I thought today would be relatively uneventful after our exciting trip home from church last night. But today proved to be a string of experiences and conversations and events that have stretched me in many ways.
This morning we went to the Assemblies of God Bible College - the school where Erasto studied to be a pastor. We met several students, administrators, and staff people from the school. I couldn't help but compare it to my theological education at Saint Paul. In terms of what they had to work with, there was no comparison (in fact, Clif is going back tomorrow to see if he can help them with their outdated computer lab.) The library had maybe six or seven rows of books, many of them faded and old. The cafeteria food is cooked over an open fire, and they raise their own chickens and pigs for the food! But the man who spoke in chapel today has been studying for his DMin at Asbury Seminary in Kentucky. He shared his doctoral work with the gathered students.
At the end of the chapel time, the academic dean called up Erasto, who introduced me and Clif. Now, I have worked with many Pentecostal pastors and scholars through my work with the Wesleyan/Pentecostal Consultation, and I know that some Pentecostal pastors are not comfortable with women as pastors. I also know that churches in Africa tend to be more conservative. So I wasn't sure how my presence was going to be received. But when Erasto asked me to introduce myself and my husband, I said in a loud, clear voice, "I am Laura Guy, and this is my husband Clif, and in our family, I am the pastor." This was met with some enthusiastic clapping (perhaps mostly from the woman students). But I also explained that Clif was not called by God to be a pastor, but he has gifts and skills with computers and he has a passion to spread the Good News through information technology. "So," I said, "he supports me, and he supports the pastors at the church where he works. That is his ministry." That got a big round of applause by everyone.
Then we had an interesting shopping trip downtown to get Jennifer Hall an African dress (by special request).
Erasto told us that we were expected at the home of a friend for lunch. We arrived at the home and were warmly greeted by the father of the family. The women and children soon appeared to set out food for us.
As we became acquainted, Erasto asked the husband how many children he had. He said something in Swahili, holding up four fingers, then only three. Erasto explained that the man used to have four children, but one of them died. I asked how recently the child died. "One week ago." My heart sank. I felt awful. In my culture, I would never bring a guest to the home of a grieving family.
The mother spoke very good English, and she asked me if I wanted to see photos of the child, a sweet 9-month-old girl named Vashti. The first photo album was filled with photos from Vashti's baby blessing at church. She was dressed in a frilly blue dress and her parents held her and smiled. Such a happy day! The next photo album was from her funeral, one week ago. There were photos of her wearing another frilly dress, but laid out in a tiny coffin. There were photos of her family weeping - photos we would never take because we would consider them intrusive. Lunch was served before we finished looking at the photos, but I made a point to ask to see them again after lunch. It seemed important to remember this child, to acknowledge that there was an absence in the room. Erasto asked me to pray for the family before we left their home.

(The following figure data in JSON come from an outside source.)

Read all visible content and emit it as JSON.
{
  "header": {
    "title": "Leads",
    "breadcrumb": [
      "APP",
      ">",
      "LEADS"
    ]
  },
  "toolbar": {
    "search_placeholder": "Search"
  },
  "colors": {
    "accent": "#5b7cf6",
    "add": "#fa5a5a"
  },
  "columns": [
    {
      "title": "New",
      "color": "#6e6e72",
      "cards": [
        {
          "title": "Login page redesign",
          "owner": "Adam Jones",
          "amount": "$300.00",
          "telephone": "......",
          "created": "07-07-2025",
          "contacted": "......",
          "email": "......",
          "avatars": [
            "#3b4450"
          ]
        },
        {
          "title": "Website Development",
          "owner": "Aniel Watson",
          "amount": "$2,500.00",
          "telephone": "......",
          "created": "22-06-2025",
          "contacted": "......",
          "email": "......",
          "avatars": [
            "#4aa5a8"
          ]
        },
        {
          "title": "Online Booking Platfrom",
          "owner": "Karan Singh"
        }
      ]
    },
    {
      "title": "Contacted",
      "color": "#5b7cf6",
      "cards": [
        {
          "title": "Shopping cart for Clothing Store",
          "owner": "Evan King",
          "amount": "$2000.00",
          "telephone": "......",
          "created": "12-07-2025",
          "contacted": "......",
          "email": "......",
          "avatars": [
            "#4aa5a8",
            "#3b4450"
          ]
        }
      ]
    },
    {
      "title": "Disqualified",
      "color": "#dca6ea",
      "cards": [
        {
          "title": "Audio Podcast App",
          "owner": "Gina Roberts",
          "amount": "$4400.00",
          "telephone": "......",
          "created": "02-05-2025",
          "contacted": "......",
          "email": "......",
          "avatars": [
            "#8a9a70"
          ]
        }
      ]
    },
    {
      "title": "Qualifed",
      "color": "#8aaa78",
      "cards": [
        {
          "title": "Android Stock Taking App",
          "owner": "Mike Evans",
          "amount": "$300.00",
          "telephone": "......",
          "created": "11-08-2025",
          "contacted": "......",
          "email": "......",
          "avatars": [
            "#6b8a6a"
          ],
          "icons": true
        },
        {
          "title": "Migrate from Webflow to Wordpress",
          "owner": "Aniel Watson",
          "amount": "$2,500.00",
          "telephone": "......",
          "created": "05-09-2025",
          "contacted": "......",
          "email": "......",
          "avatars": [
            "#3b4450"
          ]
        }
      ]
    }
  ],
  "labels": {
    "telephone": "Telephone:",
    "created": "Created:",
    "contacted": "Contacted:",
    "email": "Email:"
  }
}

Walking out to the cab, I asked Nessie how the child died. She said the child had malaria with a high fever. They took her to the hospital, and she was given too much medicine - an overdose. My heart broke all over again for this family. I will continue to keep them all - but especially the mother Julianna - in my prayers.
Then there was the church service tonight. My spirit was drained after the day. I did not feel good about the sermon. My eyes are burning because of all the dust here. But there were more people in the service tonight than last night, and as they began to sing praises to God (and as my prayer network back home started praying), my spirit lifted. I was especially blessed when a young man rose to sing a song he had written, one he said was inspired after the service the previous night.
When I rose to preach, I just began talking without looking at my manuscript (something I never do). The words tumbled out, with conviction and passion, and I never did find out where I was in my manuscript. But the people shouted "Amen!" many times. At the end of the service, Erasto asked a woman to pray for us. She shared how my message tonight was an affirmation of what she needed to hear from God. So God is pulling me beyond the point of comfort. God is reminding me to empty myself so that I can be filled with the Spirit. Such a difficult lesson in a faraway land.